The values of corepoolsize and maximumpoolsize of the thread pool created by newfixedthreadpool are equal, and it uses linkedblockingqueue;
Newsinglethreadexecution sets both corepoolsize and maximumpoolsize to 1, and also uses linkedblockingqueue;
Newcachedthreadpool set corepoolsize to 0 and maximumpoolsize to integer MAX_ Value, the synchronized queue used, that is, when a task comes, a thread is created to run. When the thread is idle for more than 60 seconds, the thread is destroyed.
In practice, if the three static methods provided by executors can meet the requirements, try to use the three methods provided by executors, because it is a little troublesome to manually configure the parameters of ThreadPoolExecutor, which should be configured according to the type and quantity of actual tasks.
In addition, if the ThreadPoolExecutor fails to meet the requirements, you can inherit the ThreadPoolExecutor class and override it.

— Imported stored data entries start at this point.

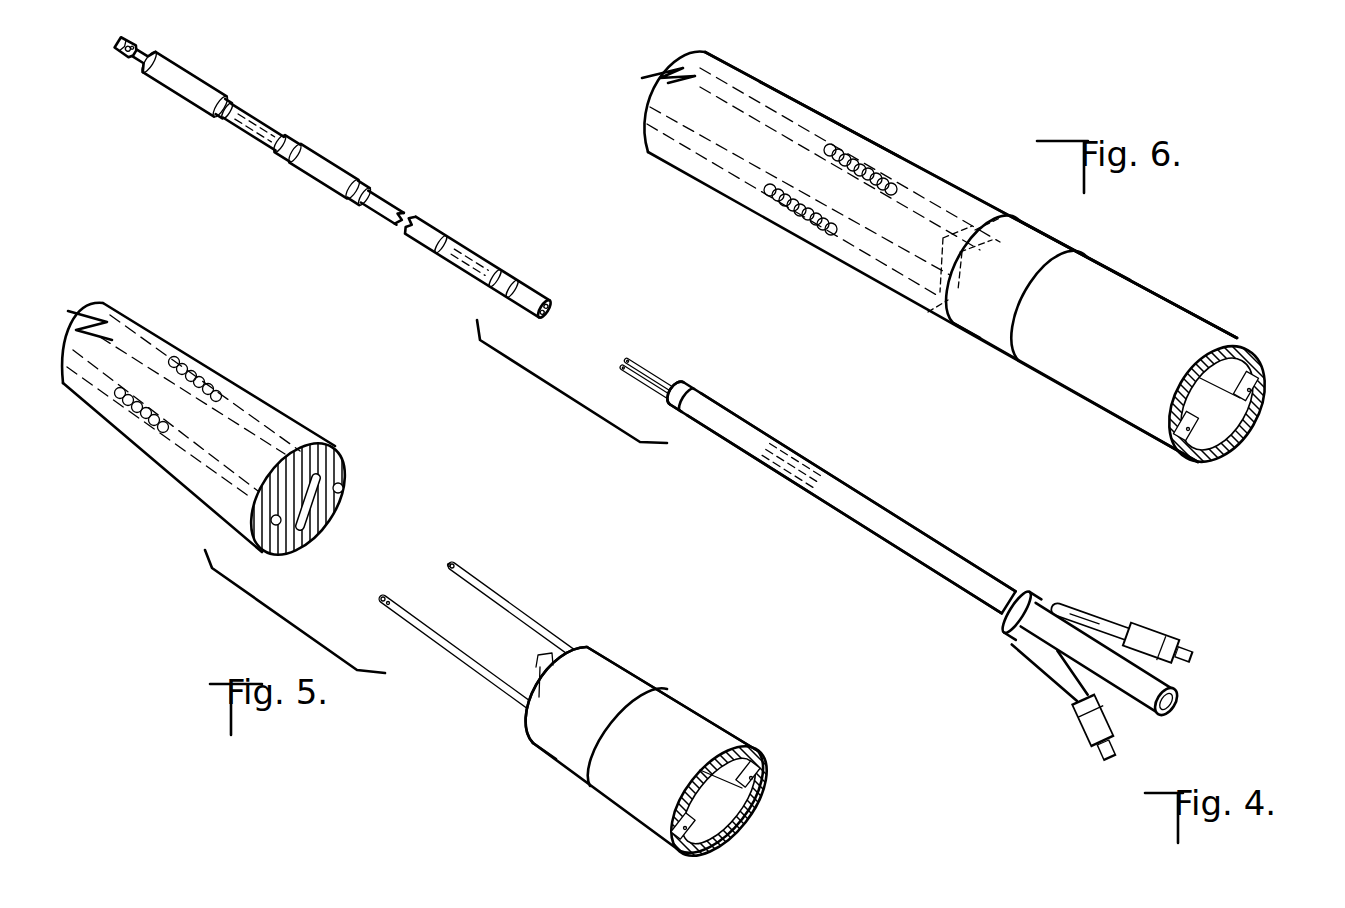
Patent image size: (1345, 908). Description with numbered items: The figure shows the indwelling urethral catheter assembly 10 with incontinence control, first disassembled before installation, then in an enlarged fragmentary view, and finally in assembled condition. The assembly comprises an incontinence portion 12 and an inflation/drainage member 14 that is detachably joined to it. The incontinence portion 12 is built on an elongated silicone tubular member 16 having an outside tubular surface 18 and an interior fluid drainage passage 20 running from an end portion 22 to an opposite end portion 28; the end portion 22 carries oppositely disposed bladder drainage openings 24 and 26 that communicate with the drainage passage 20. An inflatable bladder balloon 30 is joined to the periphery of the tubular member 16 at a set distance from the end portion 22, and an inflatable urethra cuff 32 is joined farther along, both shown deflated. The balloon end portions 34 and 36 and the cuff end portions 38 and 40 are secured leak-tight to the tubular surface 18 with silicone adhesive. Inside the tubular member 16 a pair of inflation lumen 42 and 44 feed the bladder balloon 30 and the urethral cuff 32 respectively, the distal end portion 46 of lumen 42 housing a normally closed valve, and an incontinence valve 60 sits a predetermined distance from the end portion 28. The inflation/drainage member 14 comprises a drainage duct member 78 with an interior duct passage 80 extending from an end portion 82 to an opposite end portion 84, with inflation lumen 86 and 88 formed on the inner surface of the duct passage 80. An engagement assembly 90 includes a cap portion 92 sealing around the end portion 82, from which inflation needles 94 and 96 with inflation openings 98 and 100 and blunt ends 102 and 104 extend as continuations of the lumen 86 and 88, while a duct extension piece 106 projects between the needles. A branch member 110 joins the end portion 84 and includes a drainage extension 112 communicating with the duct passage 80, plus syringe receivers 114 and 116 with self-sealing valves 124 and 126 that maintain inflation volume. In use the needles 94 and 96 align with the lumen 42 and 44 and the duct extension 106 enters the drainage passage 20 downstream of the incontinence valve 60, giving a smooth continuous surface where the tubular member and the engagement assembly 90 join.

In FIG. 5, the catheter assembly 10 is at (557, 391).
In FIG. 5, the incontinence portion 12 is at (425, 178).
In FIG. 6, the incontinence portion 12 is at (632, 145).
In FIG. 5, the inflation/drainage member 14 is at (559, 577).
In FIG. 6, the inflation/drainage member 14 is at (1091, 414).
In FIG. 4, the inflation/drainage member 14 is at (885, 464).
In FIG. 5, the elongated tubular member 16 is at (276, 125).
In FIG. 6, the elongated tubular member 16 is at (770, 36).
In FIG. 5, the outside tubular surface 18 is at (433, 230).
In FIG. 6, the outside tubular surface 18 is at (782, 81).
In FIG. 5, the interior fluid drainage passage 20 is at (247, 138).
In FIG. 6, the interior fluid drainage passage 20 is at (647, 103).
In FIG. 5, the end portion 22 is at (118, 47).
In FIG. 5, the bladder drainage opening 24 is at (126, 58).
In FIG. 5, the bladder drainage opening 26 is at (140, 44).
In FIG. 5, the opposite end portion 28 is at (550, 297).
In FIG. 6, the opposite end portion 28 is at (932, 316).
In FIG. 5, the inflatable bladder balloon 30 is at (219, 90).
In FIG. 5, the inflatable urethra cuff 32 is at (350, 172).
In FIG. 5, the end portion of the bladder balloon 34 is at (152, 56).
In FIG. 5, the end portion of the bladder balloon 36 is at (233, 99).
In FIG. 5, the end portion of the urethral cuff 38 is at (288, 165).
In FIG. 5, the end portion of the urethral cuff 40 is at (365, 212).
In FIG. 5, the inflation lumen 42 is at (93, 384).
In FIG. 6, the inflation lumen 42 is at (740, 175).
In FIG. 5, the inflation lumen 44 is at (128, 317).
In FIG. 6, the inflation lumen 44 is at (797, 120).
In FIG. 6, the distal end portion of the inflation lumen 46 is at (993, 204).
In FIG. 5, the incontinence valve 60 is at (517, 249).
In FIG. 5, the drainage duct member 78 is at (730, 724).
In FIG. 6, the drainage duct member 78 is at (1202, 318).
In FIG. 4, the drainage duct member 78 is at (947, 501).
In FIG. 5, the interior duct passage 80 is at (728, 823).
In FIG. 6, the interior duct passage 80 is at (1234, 423).
In FIG. 4, the interior duct passage 80 is at (780, 473).
In FIG. 5, the end portion of the drainage duct member 82 is at (668, 690).
In FIG. 6, the end portion of the drainage duct member 82 is at (1088, 258).
In FIG. 4, the end portion of the drainage duct member 82 is at (684, 378).
In FIG. 4, the opposite end portion of the drainage duct member 84 is at (1013, 588).
In FIG. 5, the inflation lumen 86 is at (672, 838).
In FIG. 6, the inflation lumen 86 is at (1173, 431).
In FIG. 5, the inflation lumen 88 is at (763, 790).
In FIG. 6, the inflation lumen 88 is at (1256, 386).
In FIG. 5, the engagement assembly 90 is at (534, 755).
In FIG. 6, the engagement assembly 90 is at (1032, 216).
In FIG. 4, the engagement assembly 90 is at (695, 381).
In FIG. 5, the cap portion 92 is at (630, 675).
In FIG. 6, the cap portion 92 is at (1053, 234).
In FIG. 4, the cap portion 92 is at (673, 408).
In FIG. 5, the inflation needle 94 is at (497, 691).
In FIG. 6, the inflation needle 94 is at (903, 293).
In FIG. 4, the inflation needle 94 is at (643, 379).
In FIG. 5, the inflation needle 96 is at (541, 622).
In FIG. 6, the inflation needle 96 is at (962, 184).
In FIG. 4, the inflation needle 96 is at (650, 366).
In FIG. 5, the inflation opening 98 is at (388, 606).
In FIG. 5, the inflation opening 100 is at (458, 567).
In FIG. 5, the blunt end 102 is at (378, 594).
In FIG. 5, the blunt end 104 is at (445, 562).
In FIG. 5, the duct extension piece 106 is at (533, 667).
In FIG. 4, the branch member 110 is at (1098, 618).
In FIG. 4, the drainage extension 112 is at (1155, 683).
In FIG. 4, the syringe receiver 114 is at (1060, 688).
In FIG. 4, the syringe receiver 116 is at (1117, 628).
In FIG. 4, the self-sealing valve 124 is at (1083, 740).
In FIG. 4, the self-sealing valve 126 is at (1181, 641).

IV How to reasonably configure the size of thread pool
This section discusses an important topic: how to reasonably configure the thread pool size. It is for reference only.
Generally, the thread pool size needs to be configured according to the type of task:
If it is a CPU intensive task, you need to squeeze the CPU as much as possible. The reference value can be set to ncpu + 1
For IO intensive tasks, the reference value can be set to 2 * ncpu
Of course, this is only a reference value. The specific settings need to be adjusted according to the actual situation. For example, you can first set the thread pool size to the reference value, and then observe the task operation, system load and resource utilization to make appropriate adjustments.
summary
The above is all about the in-depth understanding of the implementation principle of Java programming thread pool. I hope it will be helpful to you. If you have any questions, you can leave a message at any time. Xiaobian will reply to you in time. Thank you for your support!